The Los Angeles Unified School District kicks off its new academic year in a few days with some students returning to campus for the first time since the beginning of the pandemic. But parents are increasingly concerned as the Delta variant is driving up COVID infections and sending more children to hospitals.
That may be why some LAUSD parents do not feel comfortable sending their kids back to the classroom yet. Roxann Nazario is one of them, and she’s decided to have her eighth-grade daughter attend an online charter school this year.
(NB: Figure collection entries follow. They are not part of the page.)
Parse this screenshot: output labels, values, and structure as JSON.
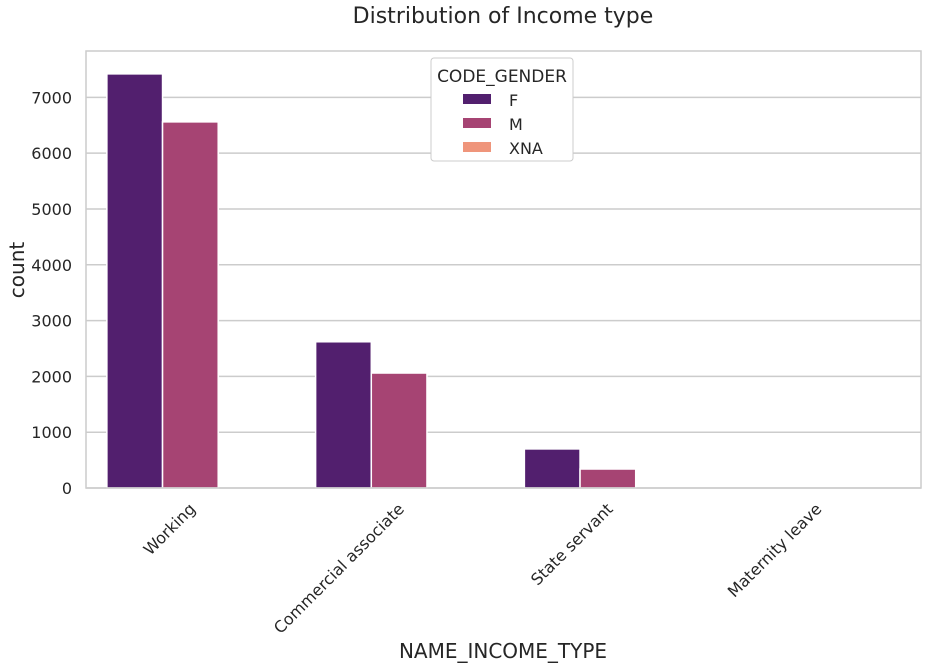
{
  "chart_data": {
    "type": "bar",
    "title": "Distribution of Income type",
    "xlabel": "NAME_INCOME_TYPE",
    "ylabel": "count",
    "categories": [
      "Working",
      "Commercial associate",
      "State servant",
      "Maternity leave"
    ],
    "series": [
      {
        "name": "F",
        "values": [
          7420,
          2620,
          700,
          0
        ]
      },
      {
        "name": "M",
        "values": [
          6560,
          2060,
          340,
          0
        ]
      },
      {
        "name": "XNA",
        "values": [
          0,
          0,
          0,
          0
        ]
      }
    ],
    "ylim": [
      0,
      7830
    ],
    "yticks": [
      0,
      1000,
      2000,
      3000,
      4000,
      5000,
      6000,
      7000
    ],
    "ytick_labels": [
      "0",
      "1000",
      "2000",
      "3000",
      "4000",
      "5000",
      "6000",
      "7000"
    ],
    "legend": {
      "title": "CODE_GENDER",
      "position": "top-center"
    },
    "colors": {
      "F": "#521f6e",
      "M": "#a64473",
      "XNA": "#ef957b",
      "grid": "#cccccc",
      "frame": "#cccccc",
      "text": "#262626"
    },
    "grid": true
  }
}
“I think parents at the end of the day need to be able to choose what's best for their child,” says Nazario, who is also a parent engagement coordinator with Speak Up, a nonprofit that advocates for public education improvement within the LAUSD. “If [parents] feel comfortable, and they feel safe letting their child return, I think that that decision should be up to them.”
Given significant learning loss in the last school year, parents like Nazario are demanding LA Unified help close achievement gaps for certain students.
“What I'm hearing from parents is [the need for] more one-on-one tutoring. If we can't do one-on-one because there are too many students, maybe they can tutor cohorts of kids that are in the same grade and are having trouble in the same subject.”
Another big concern for parents is their children’s mental health. While many are excited to be back with their friends, others may struggle to adjust to the new surroundings after 16 months of the pandemic. That’s why some parents want the LAUSD to provide resources such as therapy for certain children to help seamlessly transition to in-person social interactions.
“I saw this with my own daughter. Even for kids who like to be at home, it was still very challenging. Of course, for the kids that are extroverted and outgoing and active and play sports, it was even harder for them.”